On The First Lady as the Embodiment of American Soft Power

Let us begin at the beginning, and in the beginning was Lucy, the hottest chick in her day, albeit a little short for my tastes at 3 feet, 7 inches tall (then again -- hey -- horizontally, aren't we all the same height). Fast forward to First Ladies, dear readers: for just as foreign policy considerations -- especially those concerning allies -- ought to be led off with the carrot before resorting to the whip, so too should we not discount the importance of soft power. And, as the last standing world superpower, the First Lady is the embodiment of our overwhelming soft power.

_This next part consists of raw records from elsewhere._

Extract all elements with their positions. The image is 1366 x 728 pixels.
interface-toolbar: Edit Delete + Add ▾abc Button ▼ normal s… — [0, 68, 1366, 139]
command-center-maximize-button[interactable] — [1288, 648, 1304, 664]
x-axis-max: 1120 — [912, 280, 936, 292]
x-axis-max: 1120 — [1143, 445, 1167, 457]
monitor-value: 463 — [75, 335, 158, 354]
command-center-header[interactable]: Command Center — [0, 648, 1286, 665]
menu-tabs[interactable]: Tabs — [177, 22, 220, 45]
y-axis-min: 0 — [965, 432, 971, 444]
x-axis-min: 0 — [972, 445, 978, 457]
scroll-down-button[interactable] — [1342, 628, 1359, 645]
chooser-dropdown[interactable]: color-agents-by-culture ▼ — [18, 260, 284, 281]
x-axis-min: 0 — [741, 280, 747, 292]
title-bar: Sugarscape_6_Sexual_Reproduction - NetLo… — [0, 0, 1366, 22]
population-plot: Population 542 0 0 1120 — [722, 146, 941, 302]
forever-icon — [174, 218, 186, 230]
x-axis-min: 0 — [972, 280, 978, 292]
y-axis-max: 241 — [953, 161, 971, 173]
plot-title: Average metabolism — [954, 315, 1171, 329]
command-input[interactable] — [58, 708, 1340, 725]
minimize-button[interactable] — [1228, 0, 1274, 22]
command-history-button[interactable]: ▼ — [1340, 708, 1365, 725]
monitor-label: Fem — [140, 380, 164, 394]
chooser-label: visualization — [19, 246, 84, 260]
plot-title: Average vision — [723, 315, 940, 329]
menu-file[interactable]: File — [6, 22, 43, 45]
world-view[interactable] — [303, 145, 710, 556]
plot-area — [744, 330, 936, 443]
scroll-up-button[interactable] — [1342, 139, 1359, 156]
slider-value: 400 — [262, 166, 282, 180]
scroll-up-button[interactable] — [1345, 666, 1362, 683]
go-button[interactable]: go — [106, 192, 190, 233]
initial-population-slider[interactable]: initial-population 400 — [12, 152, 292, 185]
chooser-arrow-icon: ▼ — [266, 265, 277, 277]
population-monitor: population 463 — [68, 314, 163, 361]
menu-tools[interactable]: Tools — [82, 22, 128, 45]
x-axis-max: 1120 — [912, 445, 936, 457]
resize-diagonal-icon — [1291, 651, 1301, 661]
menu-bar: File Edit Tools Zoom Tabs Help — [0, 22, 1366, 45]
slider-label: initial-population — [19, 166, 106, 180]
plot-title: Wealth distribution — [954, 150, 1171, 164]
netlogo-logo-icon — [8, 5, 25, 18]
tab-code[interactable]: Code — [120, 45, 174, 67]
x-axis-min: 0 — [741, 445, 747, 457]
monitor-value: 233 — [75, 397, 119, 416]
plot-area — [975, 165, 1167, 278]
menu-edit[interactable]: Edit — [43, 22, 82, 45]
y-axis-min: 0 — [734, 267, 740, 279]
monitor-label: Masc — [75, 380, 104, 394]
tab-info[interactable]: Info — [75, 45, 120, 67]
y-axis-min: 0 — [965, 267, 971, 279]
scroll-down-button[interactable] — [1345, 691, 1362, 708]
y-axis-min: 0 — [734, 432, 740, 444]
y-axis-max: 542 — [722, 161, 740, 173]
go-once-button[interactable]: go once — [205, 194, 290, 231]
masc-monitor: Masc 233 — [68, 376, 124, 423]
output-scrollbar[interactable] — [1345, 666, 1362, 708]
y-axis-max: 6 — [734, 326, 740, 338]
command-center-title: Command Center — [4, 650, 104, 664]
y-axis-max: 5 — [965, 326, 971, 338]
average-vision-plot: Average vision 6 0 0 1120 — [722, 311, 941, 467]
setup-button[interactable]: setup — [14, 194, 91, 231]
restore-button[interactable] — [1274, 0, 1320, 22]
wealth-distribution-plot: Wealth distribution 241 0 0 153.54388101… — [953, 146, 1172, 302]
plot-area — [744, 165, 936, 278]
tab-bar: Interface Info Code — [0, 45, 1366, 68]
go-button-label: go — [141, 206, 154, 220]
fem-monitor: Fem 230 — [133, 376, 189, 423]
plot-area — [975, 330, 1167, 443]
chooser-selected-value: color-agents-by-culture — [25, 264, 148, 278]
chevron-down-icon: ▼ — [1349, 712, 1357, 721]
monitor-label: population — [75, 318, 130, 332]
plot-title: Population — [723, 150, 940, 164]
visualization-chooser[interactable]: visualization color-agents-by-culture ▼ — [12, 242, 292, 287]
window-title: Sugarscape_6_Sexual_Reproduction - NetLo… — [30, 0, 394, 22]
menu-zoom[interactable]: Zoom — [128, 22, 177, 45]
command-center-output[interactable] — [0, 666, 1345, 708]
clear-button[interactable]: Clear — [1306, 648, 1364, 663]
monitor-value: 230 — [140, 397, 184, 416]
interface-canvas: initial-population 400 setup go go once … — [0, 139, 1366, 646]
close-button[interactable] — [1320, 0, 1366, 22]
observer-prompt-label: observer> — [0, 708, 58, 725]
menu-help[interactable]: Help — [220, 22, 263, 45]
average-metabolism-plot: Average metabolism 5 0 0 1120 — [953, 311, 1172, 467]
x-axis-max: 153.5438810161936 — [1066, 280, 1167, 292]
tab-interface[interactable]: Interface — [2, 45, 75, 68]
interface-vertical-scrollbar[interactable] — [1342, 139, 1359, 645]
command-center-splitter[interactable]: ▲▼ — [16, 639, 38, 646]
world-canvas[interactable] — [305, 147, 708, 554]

The anxiety of influence of being First Lady (ask Hillary about that) comes in coming after Jackie O. In the days of Eleanor Roosevelt and the Great Depression it was enough to be a humanitarian, the times warranted displays compassion, while the President conveyed a steely command of the Republic. And in the days of post-World War II post-Cold War tensions, it was enough to be a June Cleaver clone, like Mrs. Eisenhower.

Jackie O, pre-Greece, pre-anti-Apartheid Mandela backer Maurice Templesman, was the epitome of insular American chic. She was a product of the Fifth Avenue and East End, Virginia hunt club horsey set and Vassar; a French-educated Debutante of the Year, 1948, was perfectly suited to physically represent American culture in the age of intense competition against the Soviet Union. American Capitalism was good -- just look to Jackie, we seemed to be telling the world.

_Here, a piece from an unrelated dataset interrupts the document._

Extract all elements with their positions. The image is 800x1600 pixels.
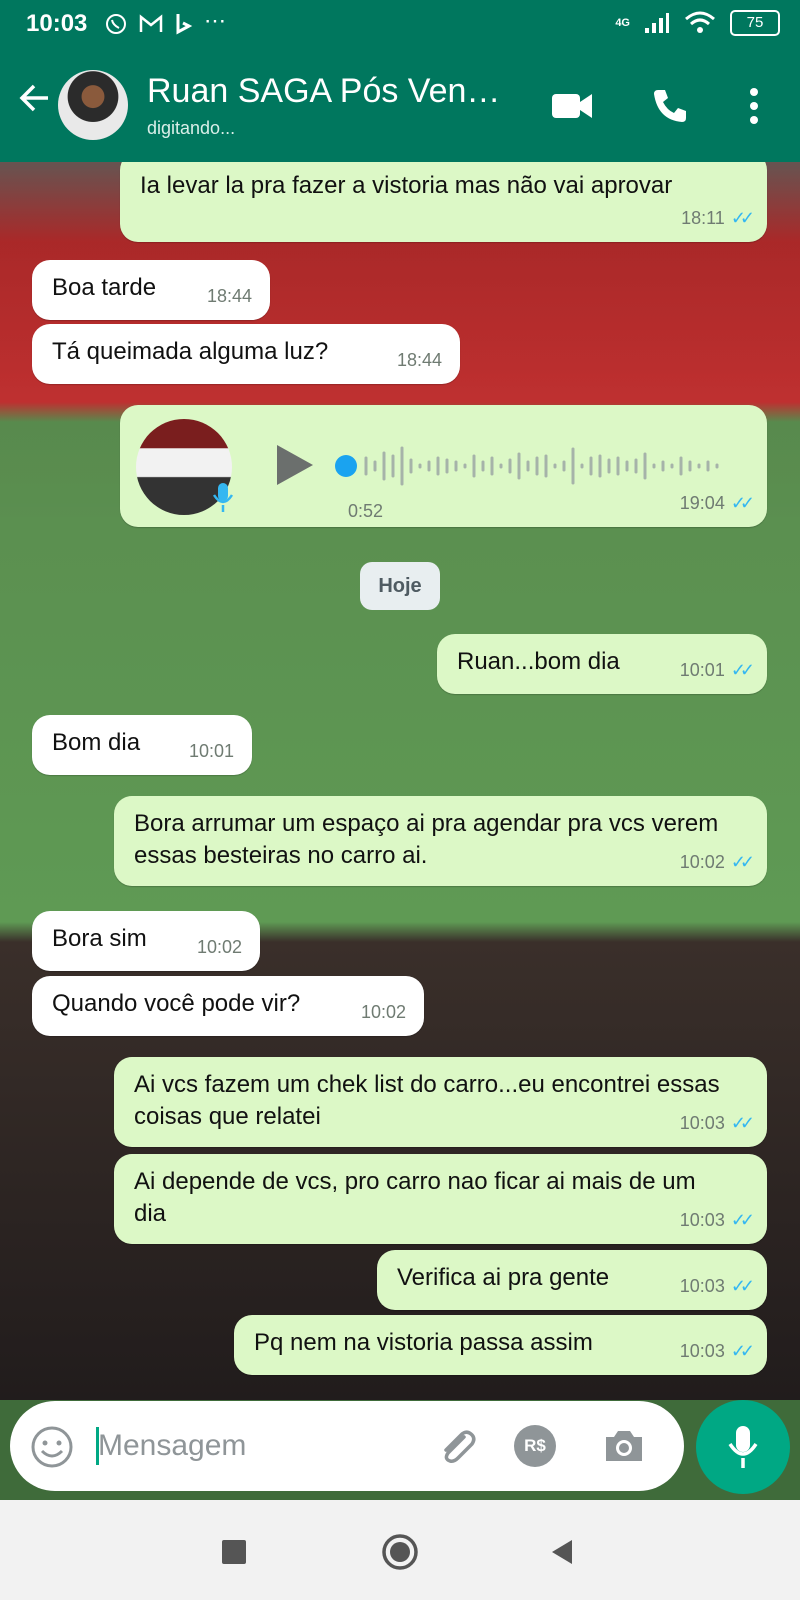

The long shadow of Jackie O -- which runs continuously and unbroken throughout the latter half of the 20th century (just ask Hillary, who, after Health Care tanked, went with the pink pearls Barbara Bush look for a while), shading the cherry blossoms in Washington. Theresa Heinz Kerry is in a unique position to break this shadow-prison and lead us to the next age -- an age of universal law, transparency, democracy and international cooperation.

Heinz presents a sophisticated image with her Swiss-Mozambique accented english, her Old Master painting collection, her deep study of yoga and her multilingualism -- she speaks 5 languages -- as well as an advocacy of literature, not just a librarian's inquisitiveness. Just as Jackie O classed up the joint with invites to Malreaux and Pablo Casals, who played Bach cello suites (has DC ever been so fucking cool?) in the White House, I believe Americans are goddamned sick of all the country music (even those from Kentucky) and want a First Lady to demonstrate American Soft Power, our cultural riches (and, quite frankly the classical music industry could really, really use the help) that arise from our ability to synthesize and blend all the arts and philosophies of the world into our melting pot. Liberalism and art should be stressed against the pathetic, moribund Anglophilia of the conservative movement, with that faint musty odor of Brideshead Revisited ("yes, Chardin was a fine painter, and Elgar a good composer, but what about the American John Singer Sargent and listening to John Cage on a rainy night after some fine weed?"). God bless America, break out the jazz, thank you very much!

We have rogue ambassadors, hot Hollywood actresses like Angelina Jolie and Julia Roberts, who travel to Third World countries trading their celebrity to highlight humanitarian collapse. Heinz would be in a perfect position to continue and encourage Hollywood in this useful role, and, in turn, becoming a liaison between the worlds of literature, art, movies and other cultural institutions around the world, helping our best exports, spreading good will, and -- all good -- raising funds for the maintenance of the mission. Part Hollywood, part Random House, part music industry, part tv land, part museum mile, part Silicon Valley, part fashion houses, the First Lady must be an exemplar of american cultural influence, and, in the process, the premier fund raiser from those institutions.

Resentment overseas that hinder American companies from gaining access could be charmed open by a talented First Lady, the embodiment of American soft power.